Mississippi State University


Byrd, Sylvia H.

Committee Member

Downey, Laura Hall

Committee Member

Buys, David R.

Committee Member

Mosby, Terezie T.

Committee Member

Gerard, Patrick

Date of Degree


Document Type

Dissertation - Open Access



Degree Name

Doctor of Philosophy


College of Agriculture and Life Sciences


Department of Food Science, Nutrition and Health Promotion


Mississippi leads the nation in chronic disease, obesity, poverty, and food insecurity. Preventing further growth in disease rates, requires a cultural shift towards a ‘healthy eating’ environment. Healthy patterns of food consumption along with physical activity can prevent and reduce these rates. A state-wide ‘healthy eating’ social marketing campaign could motivate voluntary population behavioral change. Three different methodologies were used to develop a strategy for Mississippi: a systematic review of the literature, a state-wide phone survey (quantitative), and focus groups (qualitative). A systematic review of articles published since January 2007 was conducted, using PRISMA guidelines. Five databases were searched with key terms. Past healthy eating campaigns in the US focused on children and parents as the target audiences and consumption of fruits and vegetables as the behavioral outcome. A web-based campaign from Oregon, was one of the successful models; in 2015, their website had over 125,000 monthly users. This campaign appeals to mothers as its primary audience and produces recipes that are tested and ‘kid-approved’; almost all the recipes include fruits and/or vegetables. The phone survey data was analyzed for participants who were responsible for children under the age of 18 in their homes. Values, attitudes, beliefs and barriers were analyzed using univariate frequencies. Chi Square tests were conducted to investigate the differences between demographic groups.
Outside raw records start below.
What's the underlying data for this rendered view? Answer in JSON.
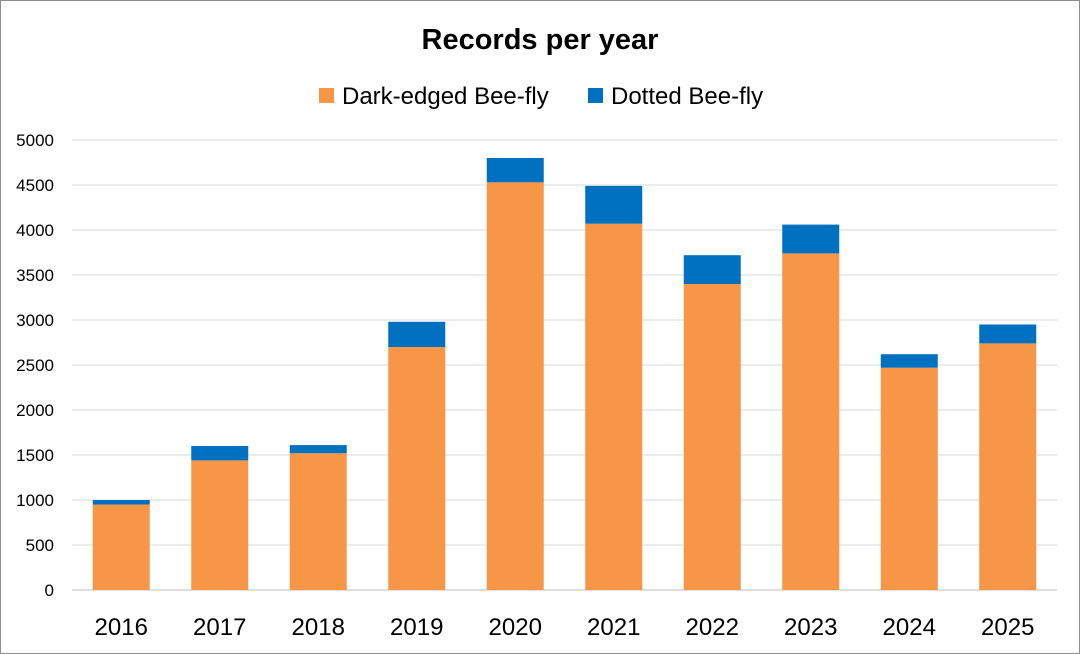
{
  "chart_data": {
    "type": "bar",
    "stacked": true,
    "title": "Records per year",
    "xlabel": "",
    "ylabel": "",
    "categories": [
      "2016",
      "2017",
      "2018",
      "2019",
      "2020",
      "2021",
      "2022",
      "2023",
      "2024",
      "2025"
    ],
    "series": [
      {
        "name": "Dark-edged Bee-fly",
        "color": "#f79646",
        "values": [
          950,
          1440,
          1520,
          2700,
          4530,
          4070,
          3400,
          3740,
          2470,
          2740
        ]
      },
      {
        "name": "Dotted Bee-fly",
        "color": "#0070c0",
        "values": [
          50,
          160,
          90,
          280,
          270,
          420,
          320,
          320,
          150,
          210
        ]
      }
    ],
    "ylim": [
      0,
      5000
    ],
    "yticks": [
      0,
      500,
      1000,
      1500,
      2000,
      2500,
      3000,
      3500,
      4000,
      4500,
      5000
    ],
    "grid": true,
    "legend_position": "top"
  }
}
The survey found that Mississippi SNAP-eligible and recipients have positive beliefs and attitudes towards ‘healthy eating.’ A majority (60%) agreed that cost was a barrier to ‘healthy eating’ while 35% thought that access to quality fruits and vegetables was lacking. Focus groups (n=17), from 12 counties were conducted with mothers, grandmothers, aunts who were caretakers of young children. Findings indicated participants had a broad range of perceptions and practices for ‘healthy eating.’ They were motivated to eat healthy for their personal health and for their children. Mothers and guardians are motivated to satisfy their children’s hunger, often a barrier to healthy eating. The findings indicate that time, convenience, and cost are also barriers. A consumer-oriented, culturally appropriate social marketing campaign in Mississippi should resonate with mothers and their need to satisfy their children.